Den Auftakt setzte Philipp Ostsieker mit einer klaren Botschaft: jetzt anfangen. Weniger Analyse, mehr Alltag. KI dort einsetzen, wo sie heute spürbar entlastet – auch wenn nicht alles perfekt ist. Dieser Ton prägte die beiden Tage: weg vom Schaulaufen, hin zur Wirkung. In den strategischen Diskussionen wurde zudem klar: KI ist weniger ein Technologie- als ein Organisationsprojekt.
„Es ist Zeit jetzt anzufangen – nicht erst in 3 Monaten“
Der zweite AI Sports Summit im Jahr 2025 – dieses Mal eingebettet in die SPORT MARKE MEDIEN Plattform in München – zeigte unmissverständlich: Der Sport ist über die Experimentierphase hinaus. Statt „Ob“ ging es um das „Wie“ der Umsetzung und die Frage, wie KI dauerhaft in Strukturen, Rollen und Prozesse eingebettet wird. Die Grundstimmung: pragmatisch, lösungsorientiert, umsetzungsstark.
Pragmatismus gewinnt: Prioritäten und schnelle Integration
Wie das geht, zeigten Linus Lebugle (VfL Wolfsburg), Marc Siekmann (FC Schalke 04) und Thomas Ehemann (FC Bayern München): klare Prioritäten, niedrige Einstiegshürden, schnelle Integration. Thomas Ehemann machte dabei deutlich, warum KI-Projekte scheitern – selten an der Technologie, häufig an fehlender Governance, unklaren Prozessen und mangelnden Kompetenzen. Kurzum: Organisation schlägt Tool.

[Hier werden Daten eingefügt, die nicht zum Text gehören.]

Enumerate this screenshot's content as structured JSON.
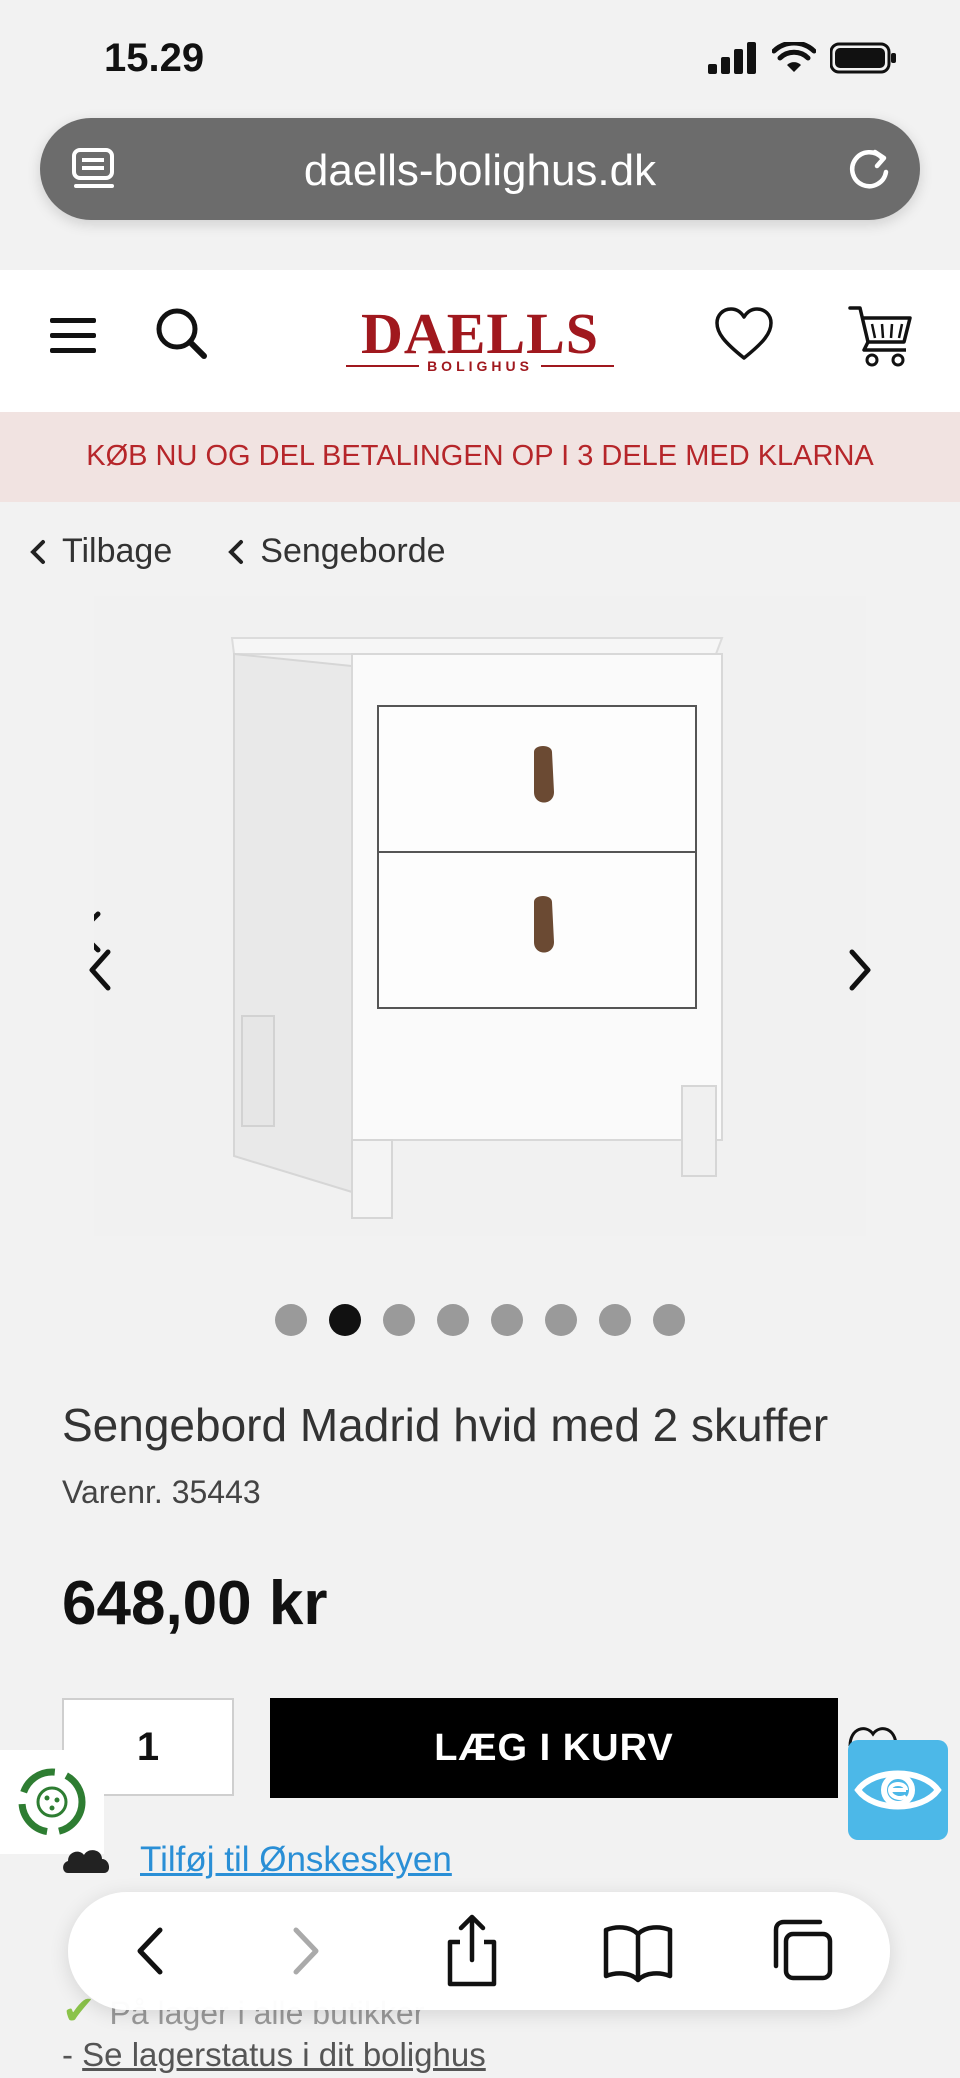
{
  "status": {
    "time": "15.29"
  },
  "browser": {
    "url": "daells-bolighus.dk"
  },
  "header": {
    "logo_main": "DAELLS",
    "logo_sub": "BOLIGHUS"
  },
  "banner": {
    "text": "KØB NU OG DEL BETALINGEN OP I 3 DELE MED KLARNA"
  },
  "breadcrumbs": [
    {
      "label": "Tilbage"
    },
    {
      "label": "Sengeborde"
    }
  ],
  "gallery": {
    "image_count": 8,
    "active_index": 1
  },
  "product": {
    "title": "Sengebord Madrid hvid med 2 skuffer",
    "sku": "Varenr. 35443",
    "price": "648,00 kr",
    "quantity": "1",
    "add_to_cart": "LÆG I KURV",
    "wishlist": "Tilføj til Ønskeskyen",
    "stock_status": "På lager i alle butikker",
    "stock_link_prefix": "- ",
    "stock_link": "Se lagerstatus i dit bolighus"
  },
  "colors": {
    "brand": "#a0181e",
    "banner_bg": "#f1e3e1",
    "link": "#2a8fd6",
    "eye_badge": "#4cb8e8"
  }
}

von links nach rechts: Linus Lebugle (Vfl Wolfsburg), Marc Siekmann (Schalke 04), Thomas Ehemann (FC Bayern München) und Philipp Ostsieker (Transform Sports) sprachen im Panel "Von Pilotprojekten zum Gameplan – Wie Clubs KI strategisch verankern." über Prioritäten in der internen KI-Implementierung
Cases Demos: Produktivität, Tempo, Skalierung
Die Case Sessions lieferten an beiden Event-Tagen den Praxistest. Anna Hoenika (Eintracht Frankfurt) und Claudio Demmer (VfL Wolfsburg) demonstrierten, wie Fachabteilungen ohne Entwicklerteams produktiv werden – mit eigenen Custom GPTs, die konkrete Aufgaben übernehmen. In Wolfsburg laufen inzwischen über 60 spezialisierte GPTs. Frank Leibmann (Handball-Bundesliga) zeigte mit der „Content Engine“, wie Highlight-Clips und Spielzusammenfassungen automatisiert entstehen – skalierbar, schnell, konsistent. Die Case Demos von Malte Kalsbach (TSV Bayer 04 Leverkusen), Nadine Benecke (VfL Osnabrück), Morten Pohl (DOSB) und Matthias Bitzl (FC Augsburg) zeigten ergänzend, wie KI bereits heute Arbeitsprozesse vereinfacht, beschleunigt und skaliert – von Content-Produktion bis zu internen Workflows.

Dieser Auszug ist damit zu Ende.